Bitcoin consolidated below the $ 38,000 resistance area for an extended period of time. This posed a risk to Bitcoin’s short-term bull cycle.

If the price of Bitcoin hovers below a major resistance area for a long time, it increases the likelihood that BTC will drop to a lower support area to tap lower liquidity.

This is in part why Bitcoin regularly fell to around $ 44,000 before its potential impulse rally above $ 38,000.

A long consolidation was beneficial for the BTC price breakout

A relatively long period of consolidation usually results in two scenarios: a major failure or a major outbreak.

If Bitcoin rebounds with no solid fundamentals to support the rally, there is a greater likelihood that the consolidation will result in a profound correction.

In the case of Bitcoin in the past three days, the consolidation phase below USD 38,000 was supported by rising stable Bitcoin inflows, a high Coinbase premium and a generally high trading volume on both the spot and futures markets.

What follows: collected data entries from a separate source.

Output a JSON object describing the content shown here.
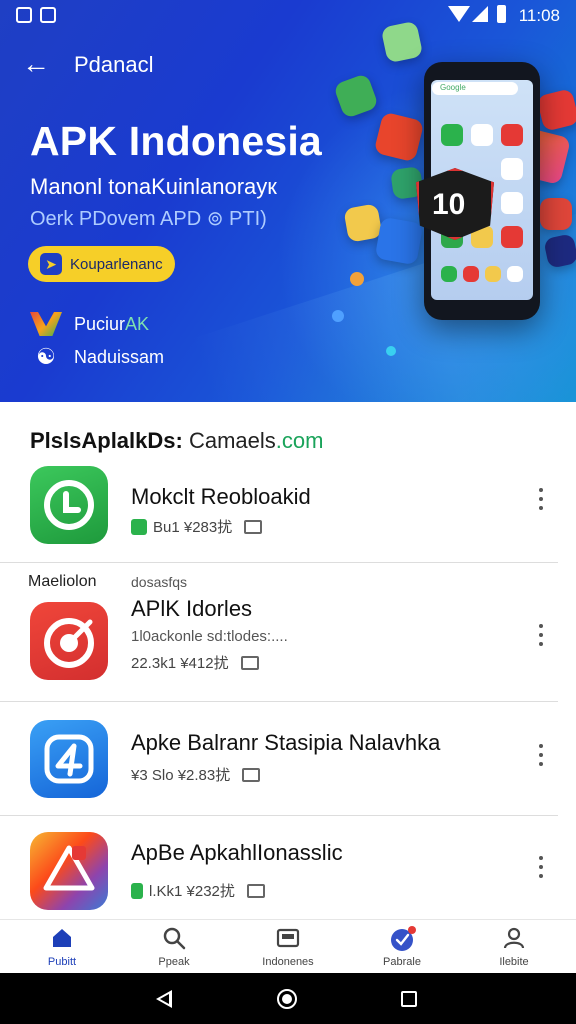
{
  "status_bar": {
    "time": "11:08"
  },
  "top_bar": {
    "title": "Pdanacl"
  },
  "hero": {
    "title": "APK Indonesia",
    "subtitle_line1": "Manonl tonaKuinlanoraук",
    "subtitle_line2": "Oerk PDovem APD ⊚ PTI)",
    "cta_label": "Kouparlenanc",
    "badges": [
      {
        "icon": "w-logo-icon",
        "text": "Puciur ",
        "accent": "AK"
      },
      {
        "icon": "people-icon",
        "text": "Naduissam",
        "accent": ""
      }
    ],
    "phone_search_text": "Google",
    "badge_number": "10"
  },
  "section": {
    "title_bold": "PlslsAplalkDs:",
    "title_domain": "Camaels",
    "title_tld": ".com"
  },
  "category": {
    "left": "Maeliolon",
    "right": "dosasfqs"
  },
  "apps": [
    {
      "name": "Mokclt Reobloakid",
      "description": "",
      "meta_rating": "Bu1 ¥283扰",
      "icon_color": "#2bb24c"
    },
    {
      "name": "APlK Idorles",
      "description": "1l0ackonle sd:tlodes:....",
      "meta_rating": "22.3k1 ¥412扰",
      "icon_color": "#e53935"
    },
    {
      "name": "Apke Balranr Stasipia Nalavhka",
      "description": "",
      "meta_rating": "¥3 Slo ¥2.83扰",
      "icon_color": "#1e88e5"
    },
    {
      "name": "ApBe ApkahlIonasslic",
      "description": "",
      "meta_rating": "l.Kk1 ¥232扰",
      "icon_color": "#fb8c00"
    }
  ],
  "bottom_nav": [
    {
      "label": "Pubitt",
      "icon": "home-icon",
      "active": true
    },
    {
      "label": "Ppeak",
      "icon": "search-icon",
      "active": false
    },
    {
      "label": "Indonenes",
      "icon": "apps-icon",
      "active": false
    },
    {
      "label": "Pabrale",
      "icon": "check-badge-icon",
      "active": false
    },
    {
      "label": "Ilebite",
      "icon": "person-icon",
      "active": false
    }
  ]
}
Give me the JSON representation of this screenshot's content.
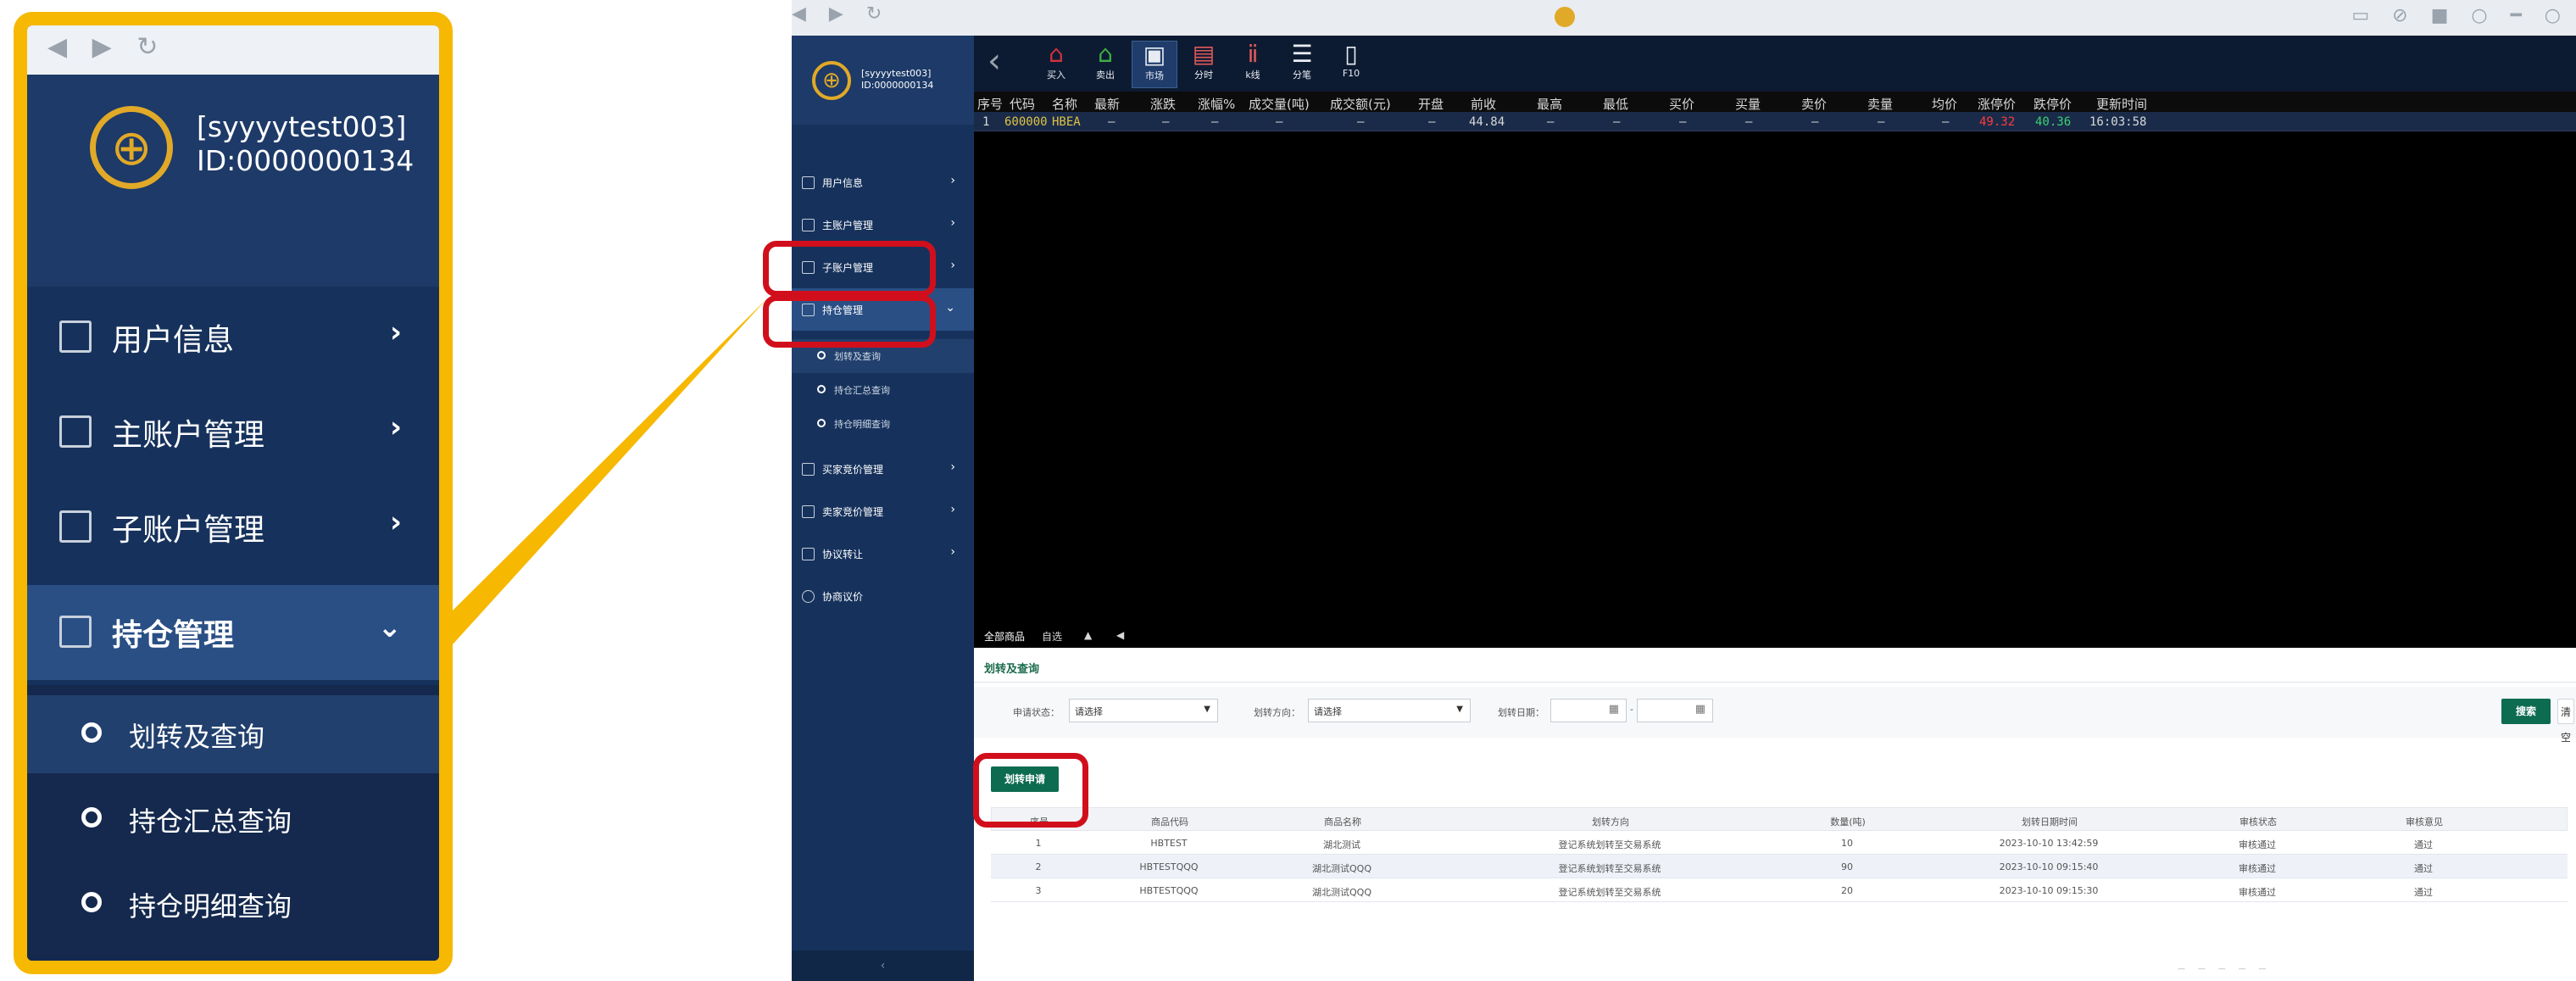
{
  "callout": {
    "nav_glyphs": "◀ ▶ ↻",
    "logo_glyph": "⊕",
    "user_line1": "[syyyytest003]",
    "user_line2": "ID:0000000134",
    "menu": [
      {
        "label": "用户信息",
        "chevron": "›"
      },
      {
        "label": "主账户管理",
        "chevron": "›"
      },
      {
        "label": "子账户管理",
        "chevron": "›"
      },
      {
        "label": "持仓管理",
        "chevron": "⌄"
      }
    ],
    "submenu": [
      "划转及查询",
      "持仓汇总查询",
      "持仓明细查询"
    ]
  },
  "browser": {
    "nav_glyphs": "◀ ▶ ↻",
    "title": "",
    "window_controls": "▭ ⊘ ■ ○ ━ ○"
  },
  "sidebar": {
    "user_line1": "[syyyytest003]",
    "user_line2": "ID:0000000134",
    "menu": [
      {
        "label": "用户信息",
        "chevron": "›"
      },
      {
        "label": "主账户管理",
        "chevron": "›"
      },
      {
        "label": "子账户管理",
        "chevron": "›"
      },
      {
        "label": "持仓管理",
        "chevron": "⌄"
      }
    ],
    "submenu": [
      "划转及查询",
      "持仓汇总查询",
      "持仓明细查询"
    ],
    "menu2": [
      {
        "label": "买家竞价管理",
        "chevron": "›"
      },
      {
        "label": "卖家竞价管理",
        "chevron": "›"
      },
      {
        "label": "协议转让",
        "chevron": "›"
      },
      {
        "label": "协商议价",
        "chevron": ""
      }
    ],
    "footer_glyph": "‹"
  },
  "toolbar": {
    "back_glyph": "‹",
    "buttons": [
      {
        "label": "买入",
        "glyph": "⌂",
        "color": "#d0313c"
      },
      {
        "label": "卖出",
        "glyph": "⌂",
        "color": "#3cb043"
      },
      {
        "label": "市场",
        "glyph": "▣",
        "color": "#e8ecf2"
      },
      {
        "label": "分时",
        "glyph": "▤",
        "color": "#e05a5a"
      },
      {
        "label": "k线",
        "glyph": "ⅱ",
        "color": "#e05a5a"
      },
      {
        "label": "分笔",
        "glyph": "☰",
        "color": "#e8ecf2"
      },
      {
        "label": "F10",
        "glyph": "▯",
        "color": "#e8ecf2"
      }
    ]
  },
  "quote_grid": {
    "headers": [
      "序号",
      "代码",
      "名称",
      "最新",
      "涨跌",
      "涨幅%",
      "成交量(吨)",
      "成交额(元)",
      "开盘",
      "前收",
      "最高",
      "最低",
      "买价",
      "买量",
      "卖价",
      "卖量",
      "均价",
      "涨停价",
      "跌停价",
      "更新时间"
    ],
    "rows": [
      [
        "1",
        "600000",
        "HBEA",
        "—",
        "—",
        "—",
        "—",
        "—",
        "—",
        "44.84",
        "—",
        "—",
        "—",
        "—",
        "—",
        "—",
        "—",
        "49.32",
        "40.36",
        "16:03:58"
      ]
    ],
    "colors": {
      "code": "#e0c342",
      "limit_up": "#ff3b3b",
      "limit_down": "#3bd16f",
      "default": "#d8d8d8"
    }
  },
  "bottom_tabs": [
    "全部商品",
    "自选",
    "▲",
    "◀"
  ],
  "panel": {
    "title": "划转及查询",
    "filters": {
      "status_label": "申请状态：",
      "status_value": "请选择",
      "direction_label": "划转方向：",
      "direction_value": "请选择",
      "date_label": "划转日期：",
      "date_sep": "-",
      "date_icon": "▦"
    },
    "search_button": "搜索",
    "clear_button": "清空",
    "apply_button": "划转申请"
  },
  "transfer_table": {
    "headers": [
      "序号",
      "商品代码",
      "商品名称",
      "划转方向",
      "数量(吨)",
      "划转日期时间",
      "审核状态",
      "审核意见"
    ],
    "rows": [
      [
        "1",
        "HBTEST",
        "湖北测试",
        "登记系统划转至交易系统",
        "10",
        "2023-10-10 13:42:59",
        "审核通过",
        "通过"
      ],
      [
        "2",
        "HBTESTQQQ",
        "湖北测试QQQ",
        "登记系统划转至交易系统",
        "90",
        "2023-10-10 09:15:40",
        "审核通过",
        "通过"
      ],
      [
        "3",
        "HBTESTQQQ",
        "湖北测试QQQ",
        "登记系统划转至交易系统",
        "20",
        "2023-10-10 09:15:30",
        "审核通过",
        "通过"
      ]
    ]
  },
  "pager": "— — — — —",
  "highlight_color": "#d10f1c",
  "callout_color": "#f6b800"
}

Although the futures market remains heavily indebted and overcrowded, BTC has been able to penetrate the resistance area despite the risk of long pressure.

In the foreseeable future, there are several reasons that will make the rally sustainable. First, stablecoin inflows are not slowing down.

Second, today’s rally has reversed the bearish market structure into a bullish short-term trend over lower time periods.

As long as Bitcoin stays above the $ 38,000 level, which has become a support area, its short-term bullish market structure would remain intact.